For these reasons and many more, I can’t discount the notion of something, some power, being involved, on some level, with life here. Further, I think only a fool would say that nothing like that could possibly exist. Expressing certainty about the impossibility of “God” seems as silly to me as expressing certainty and detailed knowledge about His existence.

I’m not a Tooth Fairy Agnostic, I’m a Phil Donahue Agnostic, who I first heard say, “I don’t know and you don’t either.” That simple statement hit me like a ton of bricks when I first heard it back in the ‘80s, and I’ve been chewing on it ever since. Here’s what it means to me today.


All I really know for sure is that no one knows if there is a God. I see religions as attempts to understand the unknowable, and I’m confident that their followers are waaaaay off base[1]. Christianity, for instance, is based entirely on millennia-old writings from people who had such a limited understanding of the world that everything they couldn’t comprehend--which was a lot--just ended up on the God pile.
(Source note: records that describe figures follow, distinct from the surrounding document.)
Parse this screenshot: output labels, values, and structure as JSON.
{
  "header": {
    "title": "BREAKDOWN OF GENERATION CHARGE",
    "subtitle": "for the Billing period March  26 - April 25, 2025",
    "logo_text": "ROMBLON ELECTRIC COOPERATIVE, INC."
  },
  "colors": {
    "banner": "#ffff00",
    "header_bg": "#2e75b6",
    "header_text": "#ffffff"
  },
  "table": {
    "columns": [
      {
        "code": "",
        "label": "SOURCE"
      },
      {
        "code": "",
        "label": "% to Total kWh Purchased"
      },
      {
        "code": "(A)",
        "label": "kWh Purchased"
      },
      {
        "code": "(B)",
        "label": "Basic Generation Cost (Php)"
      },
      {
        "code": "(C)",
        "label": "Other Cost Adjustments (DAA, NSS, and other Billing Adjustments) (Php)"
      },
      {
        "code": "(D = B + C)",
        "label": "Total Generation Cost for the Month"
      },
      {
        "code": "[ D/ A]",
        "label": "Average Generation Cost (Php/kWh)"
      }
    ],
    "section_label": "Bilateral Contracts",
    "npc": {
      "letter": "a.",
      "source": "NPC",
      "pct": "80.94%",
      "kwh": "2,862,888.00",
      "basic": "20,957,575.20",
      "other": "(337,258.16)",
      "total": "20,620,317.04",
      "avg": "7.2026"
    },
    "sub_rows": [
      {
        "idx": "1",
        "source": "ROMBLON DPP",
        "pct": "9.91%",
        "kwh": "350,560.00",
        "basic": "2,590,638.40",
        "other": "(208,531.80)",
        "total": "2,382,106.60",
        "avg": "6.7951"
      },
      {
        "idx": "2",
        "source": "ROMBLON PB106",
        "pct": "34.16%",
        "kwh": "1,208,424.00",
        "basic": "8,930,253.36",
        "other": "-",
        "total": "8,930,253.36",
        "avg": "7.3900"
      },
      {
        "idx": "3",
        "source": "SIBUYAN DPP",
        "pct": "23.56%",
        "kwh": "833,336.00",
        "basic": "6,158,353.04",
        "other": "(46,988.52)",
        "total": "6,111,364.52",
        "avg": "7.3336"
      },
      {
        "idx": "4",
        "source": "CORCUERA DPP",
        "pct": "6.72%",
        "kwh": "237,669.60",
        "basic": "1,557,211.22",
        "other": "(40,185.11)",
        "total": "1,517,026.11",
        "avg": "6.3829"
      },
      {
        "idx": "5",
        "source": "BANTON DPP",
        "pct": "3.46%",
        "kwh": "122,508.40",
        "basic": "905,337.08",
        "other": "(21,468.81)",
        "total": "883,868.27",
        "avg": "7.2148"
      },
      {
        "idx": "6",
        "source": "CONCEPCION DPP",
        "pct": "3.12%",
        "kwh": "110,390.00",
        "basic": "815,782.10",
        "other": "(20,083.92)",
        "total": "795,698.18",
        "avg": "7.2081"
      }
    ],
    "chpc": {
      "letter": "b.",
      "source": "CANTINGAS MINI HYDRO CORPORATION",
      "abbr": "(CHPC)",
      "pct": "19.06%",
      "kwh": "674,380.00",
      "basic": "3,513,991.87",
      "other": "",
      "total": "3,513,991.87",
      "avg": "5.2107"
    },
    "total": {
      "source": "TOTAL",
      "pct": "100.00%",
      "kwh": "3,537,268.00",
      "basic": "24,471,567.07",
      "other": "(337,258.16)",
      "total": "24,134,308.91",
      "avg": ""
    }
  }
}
You miraculously survived that illness? God is great! You’re wife died? Hey, it’s God’s will. Even today, stories about one person surviving a disaster that killed thousands is held up as proof of God’s love and mercy. What?

But those are all decisions made by us flawed, stupid humans, and our minds abhor a vacuum. I get it, leaving an open space for the unexplained sucks and it’s wholly unsatisfying. But I think that leaving that space open and not allowing it to get cluttered with the implausible and unknowable takes a certain kind of discipline. But that, I think, is the definition of agnosticism.

-Doug













[1] There are degrees here, of course. The more closely and literally you adhere to these ancient teachings about magical beings, the further you’ve travelled down the wrong road. IMHO.